オレは、机の横の学生鞄を手に取って。鞄側面のポケットから黒の手袋を取りだし両手に装着しながら。様々な視線の一切を無視して、そのまま教室を出る。
『竹取物語』は好きな物語だ。まずかぐや姫がこの世の女の鑑みたいなところがいい。つまりはゴミ女なわけだが。いや、求婚希望の男どもに『じゃあこれを持ってきてね』なんてどこの悪女だよ。恋愛なんて知らないし一生理解できないだろう理解するつもりもないが、代価を求めるものではないはずだ。男たちが必死に求婚してきてだからかぐや姫は無理難題を要求したと言われるが、無理なら無理だときっぱり断ればいい。はっきりと断らず『じゃあ』と要求するのがゴミ。これなら諦めるでしょと思ったのかもしれないが、男はバカなんだから。本当にバカ。『わかりました』と女のために命をかけて。それで実際に死んでいたり盲目になったりしているんだからバカと言わずしてなにを言う。そもそも女を好きになるのがバカ。登場する女もゴミだし男もゴミ。あぁ面白い。最高に反面教師になる物語だ。教科書にこの物語をのせている文部科学省は賢いよとても。お前本当にこの物語が好きなのかって? 大好きだ。

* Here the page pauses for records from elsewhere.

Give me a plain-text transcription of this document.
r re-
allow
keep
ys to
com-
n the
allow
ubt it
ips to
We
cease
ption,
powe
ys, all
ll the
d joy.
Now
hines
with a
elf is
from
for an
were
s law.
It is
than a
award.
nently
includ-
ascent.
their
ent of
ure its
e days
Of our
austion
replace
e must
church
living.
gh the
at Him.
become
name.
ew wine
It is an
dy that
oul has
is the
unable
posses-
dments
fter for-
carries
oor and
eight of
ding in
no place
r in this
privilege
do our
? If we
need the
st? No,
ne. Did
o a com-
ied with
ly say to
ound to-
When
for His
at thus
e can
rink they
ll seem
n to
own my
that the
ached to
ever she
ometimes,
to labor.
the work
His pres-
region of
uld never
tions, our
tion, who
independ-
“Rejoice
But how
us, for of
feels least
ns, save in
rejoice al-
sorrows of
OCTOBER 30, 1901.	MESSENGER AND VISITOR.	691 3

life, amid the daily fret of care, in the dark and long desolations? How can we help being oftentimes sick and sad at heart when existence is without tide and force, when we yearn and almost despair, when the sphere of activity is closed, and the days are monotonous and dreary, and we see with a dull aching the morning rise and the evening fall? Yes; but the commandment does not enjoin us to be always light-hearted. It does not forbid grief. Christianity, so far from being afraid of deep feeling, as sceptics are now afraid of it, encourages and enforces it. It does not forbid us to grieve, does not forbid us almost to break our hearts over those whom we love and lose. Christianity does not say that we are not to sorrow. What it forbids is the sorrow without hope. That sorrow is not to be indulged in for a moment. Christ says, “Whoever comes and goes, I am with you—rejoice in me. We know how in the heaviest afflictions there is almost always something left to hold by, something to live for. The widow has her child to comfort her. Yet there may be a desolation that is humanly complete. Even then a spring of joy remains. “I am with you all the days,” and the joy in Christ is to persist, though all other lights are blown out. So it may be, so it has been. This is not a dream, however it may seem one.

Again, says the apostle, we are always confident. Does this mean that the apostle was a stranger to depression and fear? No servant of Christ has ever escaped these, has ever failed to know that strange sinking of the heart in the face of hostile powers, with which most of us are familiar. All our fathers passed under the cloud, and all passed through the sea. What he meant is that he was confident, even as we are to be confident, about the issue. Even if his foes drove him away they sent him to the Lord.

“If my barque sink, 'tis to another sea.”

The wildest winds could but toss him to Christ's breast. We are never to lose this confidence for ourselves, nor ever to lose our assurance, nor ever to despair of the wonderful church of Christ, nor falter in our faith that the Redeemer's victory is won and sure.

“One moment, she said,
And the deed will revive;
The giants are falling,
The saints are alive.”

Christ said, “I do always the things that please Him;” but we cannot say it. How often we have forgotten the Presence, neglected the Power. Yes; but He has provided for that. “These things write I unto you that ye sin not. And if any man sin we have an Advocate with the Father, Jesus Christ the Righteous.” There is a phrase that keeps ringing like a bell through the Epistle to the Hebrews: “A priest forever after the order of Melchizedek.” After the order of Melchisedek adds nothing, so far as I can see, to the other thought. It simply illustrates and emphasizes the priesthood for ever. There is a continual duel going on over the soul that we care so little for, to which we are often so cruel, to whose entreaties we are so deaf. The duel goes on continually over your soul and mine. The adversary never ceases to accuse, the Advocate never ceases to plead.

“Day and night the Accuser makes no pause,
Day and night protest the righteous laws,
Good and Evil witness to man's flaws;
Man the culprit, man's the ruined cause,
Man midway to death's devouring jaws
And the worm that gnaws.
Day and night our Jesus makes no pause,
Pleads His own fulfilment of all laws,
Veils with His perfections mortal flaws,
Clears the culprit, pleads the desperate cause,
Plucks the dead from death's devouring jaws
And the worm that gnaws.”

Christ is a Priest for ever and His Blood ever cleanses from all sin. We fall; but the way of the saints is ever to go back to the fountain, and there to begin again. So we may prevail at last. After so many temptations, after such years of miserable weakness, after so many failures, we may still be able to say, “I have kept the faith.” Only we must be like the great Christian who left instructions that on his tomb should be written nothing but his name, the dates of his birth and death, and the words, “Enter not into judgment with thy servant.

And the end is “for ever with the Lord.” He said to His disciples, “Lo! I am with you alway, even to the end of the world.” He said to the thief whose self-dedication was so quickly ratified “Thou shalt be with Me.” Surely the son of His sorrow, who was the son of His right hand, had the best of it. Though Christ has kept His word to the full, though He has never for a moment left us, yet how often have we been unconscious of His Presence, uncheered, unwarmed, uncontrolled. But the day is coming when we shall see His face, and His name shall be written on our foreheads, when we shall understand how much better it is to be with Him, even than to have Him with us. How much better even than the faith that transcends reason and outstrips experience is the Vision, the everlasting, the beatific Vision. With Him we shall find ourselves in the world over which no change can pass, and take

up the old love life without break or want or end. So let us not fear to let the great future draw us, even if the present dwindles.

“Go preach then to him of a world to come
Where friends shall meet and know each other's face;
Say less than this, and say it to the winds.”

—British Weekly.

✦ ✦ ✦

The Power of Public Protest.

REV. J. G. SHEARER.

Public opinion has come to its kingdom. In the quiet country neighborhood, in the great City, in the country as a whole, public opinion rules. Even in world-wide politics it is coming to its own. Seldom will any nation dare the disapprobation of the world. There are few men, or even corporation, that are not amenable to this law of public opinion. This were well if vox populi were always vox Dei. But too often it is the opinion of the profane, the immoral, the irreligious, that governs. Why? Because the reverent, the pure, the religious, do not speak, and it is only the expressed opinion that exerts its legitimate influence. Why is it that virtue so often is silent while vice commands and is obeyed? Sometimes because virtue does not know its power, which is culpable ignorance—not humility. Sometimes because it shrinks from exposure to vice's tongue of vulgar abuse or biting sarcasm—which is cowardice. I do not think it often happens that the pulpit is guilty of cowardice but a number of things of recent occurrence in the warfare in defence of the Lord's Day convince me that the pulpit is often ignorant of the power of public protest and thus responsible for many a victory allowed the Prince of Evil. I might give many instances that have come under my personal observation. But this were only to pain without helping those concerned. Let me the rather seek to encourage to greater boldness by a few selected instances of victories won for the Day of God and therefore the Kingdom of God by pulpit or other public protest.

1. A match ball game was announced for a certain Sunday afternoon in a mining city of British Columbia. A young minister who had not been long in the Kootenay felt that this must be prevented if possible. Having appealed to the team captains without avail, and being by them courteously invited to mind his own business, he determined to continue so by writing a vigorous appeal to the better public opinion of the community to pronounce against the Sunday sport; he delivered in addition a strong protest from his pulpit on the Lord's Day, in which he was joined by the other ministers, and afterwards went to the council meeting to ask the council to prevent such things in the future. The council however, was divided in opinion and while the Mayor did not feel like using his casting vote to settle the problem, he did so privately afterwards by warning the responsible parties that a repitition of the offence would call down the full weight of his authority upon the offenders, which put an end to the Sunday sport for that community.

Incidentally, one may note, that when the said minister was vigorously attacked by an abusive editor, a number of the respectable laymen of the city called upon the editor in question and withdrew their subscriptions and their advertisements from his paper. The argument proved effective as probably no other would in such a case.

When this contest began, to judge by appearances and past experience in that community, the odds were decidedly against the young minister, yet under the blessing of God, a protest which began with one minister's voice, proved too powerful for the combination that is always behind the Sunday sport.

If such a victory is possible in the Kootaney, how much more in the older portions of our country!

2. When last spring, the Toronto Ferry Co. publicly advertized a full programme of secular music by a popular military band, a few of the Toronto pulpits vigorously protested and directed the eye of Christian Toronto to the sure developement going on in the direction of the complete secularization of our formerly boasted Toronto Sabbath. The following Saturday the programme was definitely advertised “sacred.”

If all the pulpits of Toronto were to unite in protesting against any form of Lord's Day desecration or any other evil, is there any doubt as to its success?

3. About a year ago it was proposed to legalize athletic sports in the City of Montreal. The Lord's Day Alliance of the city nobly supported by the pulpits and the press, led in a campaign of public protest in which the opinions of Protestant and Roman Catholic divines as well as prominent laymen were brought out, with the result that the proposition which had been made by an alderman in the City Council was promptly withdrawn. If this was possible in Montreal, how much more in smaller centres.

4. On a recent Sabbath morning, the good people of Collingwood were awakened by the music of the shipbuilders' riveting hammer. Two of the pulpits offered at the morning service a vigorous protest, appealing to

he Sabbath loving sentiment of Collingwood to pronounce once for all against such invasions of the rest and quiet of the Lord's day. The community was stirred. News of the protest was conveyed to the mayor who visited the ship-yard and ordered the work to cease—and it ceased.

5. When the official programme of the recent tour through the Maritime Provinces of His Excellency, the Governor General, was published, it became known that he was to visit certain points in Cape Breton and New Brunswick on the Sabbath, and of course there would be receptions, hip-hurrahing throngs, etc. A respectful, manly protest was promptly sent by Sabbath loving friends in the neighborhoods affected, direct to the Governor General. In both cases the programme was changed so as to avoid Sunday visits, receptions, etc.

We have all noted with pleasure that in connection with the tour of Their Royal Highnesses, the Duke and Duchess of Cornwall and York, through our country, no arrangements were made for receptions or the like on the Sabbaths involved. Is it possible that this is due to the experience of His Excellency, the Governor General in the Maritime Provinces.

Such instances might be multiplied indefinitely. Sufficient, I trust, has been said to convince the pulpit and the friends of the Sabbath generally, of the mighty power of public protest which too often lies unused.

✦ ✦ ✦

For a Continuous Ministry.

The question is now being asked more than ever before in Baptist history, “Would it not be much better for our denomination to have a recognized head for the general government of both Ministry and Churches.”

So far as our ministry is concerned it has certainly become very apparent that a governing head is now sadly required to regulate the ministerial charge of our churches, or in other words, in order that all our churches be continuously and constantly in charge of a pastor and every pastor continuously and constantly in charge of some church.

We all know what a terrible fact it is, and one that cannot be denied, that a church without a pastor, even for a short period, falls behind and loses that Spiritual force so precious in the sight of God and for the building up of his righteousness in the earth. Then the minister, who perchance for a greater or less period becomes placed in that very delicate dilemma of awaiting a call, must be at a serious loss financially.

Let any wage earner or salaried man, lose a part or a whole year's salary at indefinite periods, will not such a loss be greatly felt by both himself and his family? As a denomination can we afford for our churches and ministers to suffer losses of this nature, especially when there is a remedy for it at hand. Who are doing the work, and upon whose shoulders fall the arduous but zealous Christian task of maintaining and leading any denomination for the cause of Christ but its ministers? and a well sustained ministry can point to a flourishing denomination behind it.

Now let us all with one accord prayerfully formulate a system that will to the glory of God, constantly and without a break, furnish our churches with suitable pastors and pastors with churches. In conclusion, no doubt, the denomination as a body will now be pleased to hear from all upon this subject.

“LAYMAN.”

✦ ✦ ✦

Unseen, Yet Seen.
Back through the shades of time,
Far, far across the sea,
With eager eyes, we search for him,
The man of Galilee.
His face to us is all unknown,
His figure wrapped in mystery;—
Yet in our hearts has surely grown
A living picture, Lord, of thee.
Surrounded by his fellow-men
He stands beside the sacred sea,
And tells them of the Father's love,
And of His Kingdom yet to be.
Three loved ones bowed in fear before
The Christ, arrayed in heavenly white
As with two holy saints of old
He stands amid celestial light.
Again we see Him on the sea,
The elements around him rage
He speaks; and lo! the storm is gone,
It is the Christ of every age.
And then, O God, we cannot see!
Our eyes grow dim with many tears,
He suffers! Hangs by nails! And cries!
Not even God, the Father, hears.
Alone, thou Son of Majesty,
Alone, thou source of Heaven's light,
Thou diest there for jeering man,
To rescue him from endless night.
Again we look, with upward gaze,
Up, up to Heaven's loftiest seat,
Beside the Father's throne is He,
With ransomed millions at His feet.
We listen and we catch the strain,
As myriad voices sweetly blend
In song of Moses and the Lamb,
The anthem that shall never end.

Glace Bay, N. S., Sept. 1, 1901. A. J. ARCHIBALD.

大好きな『竹取物語』の授業だったので、オレは今日登校して授業を受けていたのだが。
やっぱり無理だった。――教師の声が。
女の声で朗読されるのが無理だ。ダメだった。授業開始10秒で席を立ってしまった。
彼女が悪いんじゃない。彼女が女だから悪いんじゃない。
ただ、オレが女が嫌いなだけだ。
教室後方の扉を手袋越しに開けて教室を出たオレがそして後ろ手に扉を閉める。
その直前。
後ろから。
教室内の生徒の小さな呟きが、聞こえた。
――なんで来たの?
――何しに来たの?
――気持ち悪い。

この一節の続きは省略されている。